Europapolitik ist den Bürgerinnen und Bürgern schwieriger nahe zu bringen als rein nationale Themen. Eben deshalb tragen die Politikerinnen und Politiker aller Ebenen einen Teil der Verantwortung, die Menschen in Europa von der Bedeutung dieses gemeinsamen Projektes zu überzeugen. Mit seiner Entscheidung für ein Referendum über die EU-Verfassung rückt Blair die Europapolitik in den Mittelpunkt der öffentlichen Aufmerksamkeit.
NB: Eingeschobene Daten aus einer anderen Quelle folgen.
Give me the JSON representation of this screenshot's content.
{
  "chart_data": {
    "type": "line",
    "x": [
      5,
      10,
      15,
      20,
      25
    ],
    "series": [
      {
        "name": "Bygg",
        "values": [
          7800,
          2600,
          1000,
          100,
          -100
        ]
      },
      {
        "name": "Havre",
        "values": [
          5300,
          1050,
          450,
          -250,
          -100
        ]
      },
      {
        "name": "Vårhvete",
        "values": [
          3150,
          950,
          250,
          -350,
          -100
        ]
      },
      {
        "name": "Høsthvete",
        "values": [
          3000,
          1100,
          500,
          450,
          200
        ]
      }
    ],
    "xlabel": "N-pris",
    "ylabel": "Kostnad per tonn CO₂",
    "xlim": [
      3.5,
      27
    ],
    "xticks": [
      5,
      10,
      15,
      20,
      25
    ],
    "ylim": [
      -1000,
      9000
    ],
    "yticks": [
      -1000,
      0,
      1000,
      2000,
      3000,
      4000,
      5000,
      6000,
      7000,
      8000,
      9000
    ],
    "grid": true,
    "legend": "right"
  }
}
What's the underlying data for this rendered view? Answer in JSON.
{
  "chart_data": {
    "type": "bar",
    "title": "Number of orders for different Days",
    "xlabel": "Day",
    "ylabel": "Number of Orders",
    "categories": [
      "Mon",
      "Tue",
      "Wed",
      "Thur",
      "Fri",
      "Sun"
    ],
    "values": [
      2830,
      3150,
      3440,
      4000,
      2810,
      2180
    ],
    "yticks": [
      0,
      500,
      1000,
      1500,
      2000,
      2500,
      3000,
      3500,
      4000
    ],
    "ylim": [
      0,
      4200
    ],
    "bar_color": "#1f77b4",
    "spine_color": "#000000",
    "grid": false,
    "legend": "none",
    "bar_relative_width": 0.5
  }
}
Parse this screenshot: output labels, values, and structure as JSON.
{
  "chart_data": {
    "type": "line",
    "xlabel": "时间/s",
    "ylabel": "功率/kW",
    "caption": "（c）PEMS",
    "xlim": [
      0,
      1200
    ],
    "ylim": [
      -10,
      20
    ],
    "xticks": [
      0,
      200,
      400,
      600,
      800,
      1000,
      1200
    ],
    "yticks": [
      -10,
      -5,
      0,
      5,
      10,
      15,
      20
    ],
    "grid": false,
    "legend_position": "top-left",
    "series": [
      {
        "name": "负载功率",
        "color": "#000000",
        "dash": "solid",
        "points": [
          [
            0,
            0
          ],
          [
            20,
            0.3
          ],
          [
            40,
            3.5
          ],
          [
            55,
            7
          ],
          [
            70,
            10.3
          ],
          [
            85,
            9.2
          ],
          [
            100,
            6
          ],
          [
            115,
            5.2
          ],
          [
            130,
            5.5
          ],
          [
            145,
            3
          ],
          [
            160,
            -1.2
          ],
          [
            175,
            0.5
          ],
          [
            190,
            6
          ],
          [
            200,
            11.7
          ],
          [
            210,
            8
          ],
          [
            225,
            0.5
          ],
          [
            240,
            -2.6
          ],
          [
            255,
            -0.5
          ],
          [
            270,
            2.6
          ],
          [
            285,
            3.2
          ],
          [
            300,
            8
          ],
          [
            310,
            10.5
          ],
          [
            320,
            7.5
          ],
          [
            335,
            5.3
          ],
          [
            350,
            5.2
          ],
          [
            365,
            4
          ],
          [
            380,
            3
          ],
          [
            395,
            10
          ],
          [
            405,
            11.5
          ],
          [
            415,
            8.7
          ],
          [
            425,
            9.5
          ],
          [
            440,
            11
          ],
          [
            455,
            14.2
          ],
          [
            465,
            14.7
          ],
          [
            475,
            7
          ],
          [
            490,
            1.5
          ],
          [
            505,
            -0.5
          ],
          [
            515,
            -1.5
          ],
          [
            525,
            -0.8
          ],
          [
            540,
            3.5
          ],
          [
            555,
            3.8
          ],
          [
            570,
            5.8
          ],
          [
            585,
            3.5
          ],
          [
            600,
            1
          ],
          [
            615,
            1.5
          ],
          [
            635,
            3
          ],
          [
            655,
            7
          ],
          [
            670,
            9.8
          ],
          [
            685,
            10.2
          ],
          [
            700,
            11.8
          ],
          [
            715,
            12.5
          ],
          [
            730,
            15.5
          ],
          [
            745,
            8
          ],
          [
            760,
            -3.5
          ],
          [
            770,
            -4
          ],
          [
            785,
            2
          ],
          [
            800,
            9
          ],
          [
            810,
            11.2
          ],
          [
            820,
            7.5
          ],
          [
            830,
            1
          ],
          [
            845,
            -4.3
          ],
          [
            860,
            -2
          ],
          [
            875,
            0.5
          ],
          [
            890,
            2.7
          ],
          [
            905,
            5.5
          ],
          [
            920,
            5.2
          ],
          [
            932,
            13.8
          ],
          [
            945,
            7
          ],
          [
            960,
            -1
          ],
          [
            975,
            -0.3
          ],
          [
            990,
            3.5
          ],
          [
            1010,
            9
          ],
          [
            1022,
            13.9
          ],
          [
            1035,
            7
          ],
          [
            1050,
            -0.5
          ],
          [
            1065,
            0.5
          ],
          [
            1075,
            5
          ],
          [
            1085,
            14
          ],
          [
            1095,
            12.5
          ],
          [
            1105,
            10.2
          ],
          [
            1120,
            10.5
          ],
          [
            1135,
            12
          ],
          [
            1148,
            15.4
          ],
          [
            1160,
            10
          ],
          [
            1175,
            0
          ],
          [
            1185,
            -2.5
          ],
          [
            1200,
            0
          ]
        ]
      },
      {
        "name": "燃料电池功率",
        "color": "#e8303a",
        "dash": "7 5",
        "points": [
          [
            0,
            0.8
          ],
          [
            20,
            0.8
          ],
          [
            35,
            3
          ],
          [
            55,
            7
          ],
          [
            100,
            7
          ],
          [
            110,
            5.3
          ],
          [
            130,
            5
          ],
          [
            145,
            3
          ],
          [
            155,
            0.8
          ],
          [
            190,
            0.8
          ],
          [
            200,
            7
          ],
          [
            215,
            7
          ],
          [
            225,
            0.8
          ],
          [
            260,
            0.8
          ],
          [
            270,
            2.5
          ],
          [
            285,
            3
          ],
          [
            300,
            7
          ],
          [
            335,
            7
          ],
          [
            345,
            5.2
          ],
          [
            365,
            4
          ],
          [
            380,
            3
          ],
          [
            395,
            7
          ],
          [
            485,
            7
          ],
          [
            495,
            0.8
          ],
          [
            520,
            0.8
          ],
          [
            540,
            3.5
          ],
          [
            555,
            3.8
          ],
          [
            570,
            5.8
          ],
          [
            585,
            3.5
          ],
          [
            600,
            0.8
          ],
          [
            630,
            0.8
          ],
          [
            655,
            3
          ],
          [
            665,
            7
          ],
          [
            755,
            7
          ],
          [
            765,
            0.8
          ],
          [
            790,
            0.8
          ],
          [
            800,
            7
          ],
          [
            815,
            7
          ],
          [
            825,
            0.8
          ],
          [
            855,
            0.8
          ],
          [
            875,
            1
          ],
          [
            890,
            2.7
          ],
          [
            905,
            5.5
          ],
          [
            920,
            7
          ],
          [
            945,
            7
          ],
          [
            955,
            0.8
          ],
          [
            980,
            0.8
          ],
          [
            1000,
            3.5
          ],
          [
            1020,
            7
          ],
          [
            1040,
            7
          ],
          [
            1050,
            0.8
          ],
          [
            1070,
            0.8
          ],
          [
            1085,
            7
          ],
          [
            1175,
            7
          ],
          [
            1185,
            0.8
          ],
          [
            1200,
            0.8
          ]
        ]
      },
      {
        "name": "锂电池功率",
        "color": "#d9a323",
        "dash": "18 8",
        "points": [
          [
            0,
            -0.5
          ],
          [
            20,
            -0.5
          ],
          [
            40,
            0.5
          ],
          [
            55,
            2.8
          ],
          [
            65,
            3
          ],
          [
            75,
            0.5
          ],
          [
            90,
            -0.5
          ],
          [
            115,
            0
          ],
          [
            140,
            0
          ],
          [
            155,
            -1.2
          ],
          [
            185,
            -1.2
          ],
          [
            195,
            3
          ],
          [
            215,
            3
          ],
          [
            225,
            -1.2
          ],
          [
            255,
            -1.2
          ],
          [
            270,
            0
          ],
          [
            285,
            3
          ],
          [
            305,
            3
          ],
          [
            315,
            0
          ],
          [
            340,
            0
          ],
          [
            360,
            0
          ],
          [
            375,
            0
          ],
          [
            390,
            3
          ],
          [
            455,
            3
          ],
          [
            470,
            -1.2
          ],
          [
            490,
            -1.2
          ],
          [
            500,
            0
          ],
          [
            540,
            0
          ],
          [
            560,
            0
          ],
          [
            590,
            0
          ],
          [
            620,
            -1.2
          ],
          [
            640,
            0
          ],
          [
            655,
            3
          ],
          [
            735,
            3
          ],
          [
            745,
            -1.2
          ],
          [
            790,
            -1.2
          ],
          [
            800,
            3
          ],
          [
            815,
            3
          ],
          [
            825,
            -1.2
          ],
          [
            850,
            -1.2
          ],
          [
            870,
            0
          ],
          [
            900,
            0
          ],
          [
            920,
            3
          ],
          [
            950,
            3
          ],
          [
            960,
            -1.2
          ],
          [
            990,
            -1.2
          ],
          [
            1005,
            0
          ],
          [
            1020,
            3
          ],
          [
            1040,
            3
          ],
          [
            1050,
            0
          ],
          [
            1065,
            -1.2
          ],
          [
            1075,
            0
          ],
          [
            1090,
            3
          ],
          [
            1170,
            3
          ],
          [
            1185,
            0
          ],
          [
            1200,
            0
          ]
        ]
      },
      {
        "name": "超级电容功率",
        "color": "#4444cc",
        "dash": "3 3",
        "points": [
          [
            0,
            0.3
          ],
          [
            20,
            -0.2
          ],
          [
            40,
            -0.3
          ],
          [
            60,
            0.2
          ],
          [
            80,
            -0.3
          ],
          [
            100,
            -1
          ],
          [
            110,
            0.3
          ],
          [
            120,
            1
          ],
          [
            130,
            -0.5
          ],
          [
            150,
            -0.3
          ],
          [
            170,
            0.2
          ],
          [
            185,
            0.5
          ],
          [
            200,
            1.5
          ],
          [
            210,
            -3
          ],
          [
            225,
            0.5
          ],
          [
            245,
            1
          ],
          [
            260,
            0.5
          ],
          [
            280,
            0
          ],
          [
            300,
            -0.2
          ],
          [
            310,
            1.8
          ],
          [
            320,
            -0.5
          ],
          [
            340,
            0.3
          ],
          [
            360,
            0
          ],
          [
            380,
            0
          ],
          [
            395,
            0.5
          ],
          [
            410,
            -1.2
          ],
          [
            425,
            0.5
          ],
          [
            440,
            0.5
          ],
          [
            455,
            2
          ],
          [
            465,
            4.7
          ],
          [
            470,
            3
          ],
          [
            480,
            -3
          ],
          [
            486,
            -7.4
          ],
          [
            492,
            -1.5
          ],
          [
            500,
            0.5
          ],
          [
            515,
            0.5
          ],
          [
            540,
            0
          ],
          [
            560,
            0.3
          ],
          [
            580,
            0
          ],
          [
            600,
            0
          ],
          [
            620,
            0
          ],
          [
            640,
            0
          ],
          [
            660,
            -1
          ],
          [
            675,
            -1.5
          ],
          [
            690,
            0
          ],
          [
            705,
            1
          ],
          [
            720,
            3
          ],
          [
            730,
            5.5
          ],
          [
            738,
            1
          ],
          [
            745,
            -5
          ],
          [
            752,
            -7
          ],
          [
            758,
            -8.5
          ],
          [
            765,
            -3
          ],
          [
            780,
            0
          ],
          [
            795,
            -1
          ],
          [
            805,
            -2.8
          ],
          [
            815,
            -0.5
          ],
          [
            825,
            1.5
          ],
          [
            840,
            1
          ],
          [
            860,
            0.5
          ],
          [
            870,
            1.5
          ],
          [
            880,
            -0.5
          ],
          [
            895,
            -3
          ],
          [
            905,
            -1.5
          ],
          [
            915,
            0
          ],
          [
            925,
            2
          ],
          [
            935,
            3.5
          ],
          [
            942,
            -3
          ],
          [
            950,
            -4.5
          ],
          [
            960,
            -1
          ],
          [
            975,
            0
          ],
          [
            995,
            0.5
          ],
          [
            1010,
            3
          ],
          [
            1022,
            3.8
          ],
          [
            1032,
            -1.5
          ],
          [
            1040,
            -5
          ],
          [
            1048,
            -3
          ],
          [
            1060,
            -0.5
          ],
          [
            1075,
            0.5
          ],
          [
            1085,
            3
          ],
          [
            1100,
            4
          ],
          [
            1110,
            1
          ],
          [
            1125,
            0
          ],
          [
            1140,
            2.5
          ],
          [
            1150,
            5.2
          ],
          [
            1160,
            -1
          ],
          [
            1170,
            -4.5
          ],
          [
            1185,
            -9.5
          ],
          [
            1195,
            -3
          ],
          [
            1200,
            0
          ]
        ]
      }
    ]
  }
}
Auch in Deutschland ist Europapolitik mehr oder weniger eine Debatte unter Experten und viel zu wenig im Bewusstsein der gesamten Bevölkerung. Mit Blairs Entscheidung wächst der Druck auf die deutsche Bundesregierung, auch hierzulande ein Referendum über die europäische Verfassung durchzuführen. Es dürfte Bundeskanzler Schröder und Außenminister Fischer immer schwerer fallen, sich einerseits als große Europäer zu präsentieren, andererseits den Menschen in Deutschland eben jene Mitsprache in Sachen Europa zu verweigern, für die sich Blair mit seiner Entscheidung für ein Referendum heute stark gemacht hat.
Es käme einer Bankrotterklärung der politischen Klasse in Deutschland gleich, wenn diese einerseits eine breite parlamentarische Zustimmung für wichtige europäische Integrationsprojekte - wie den EURO - sicherstellen kann, sich andererseits aber nicht zutraut, die Menschen in unserem Land ebenfalls von der Wichtigkeit dieser Entscheidungen zu überzeugen.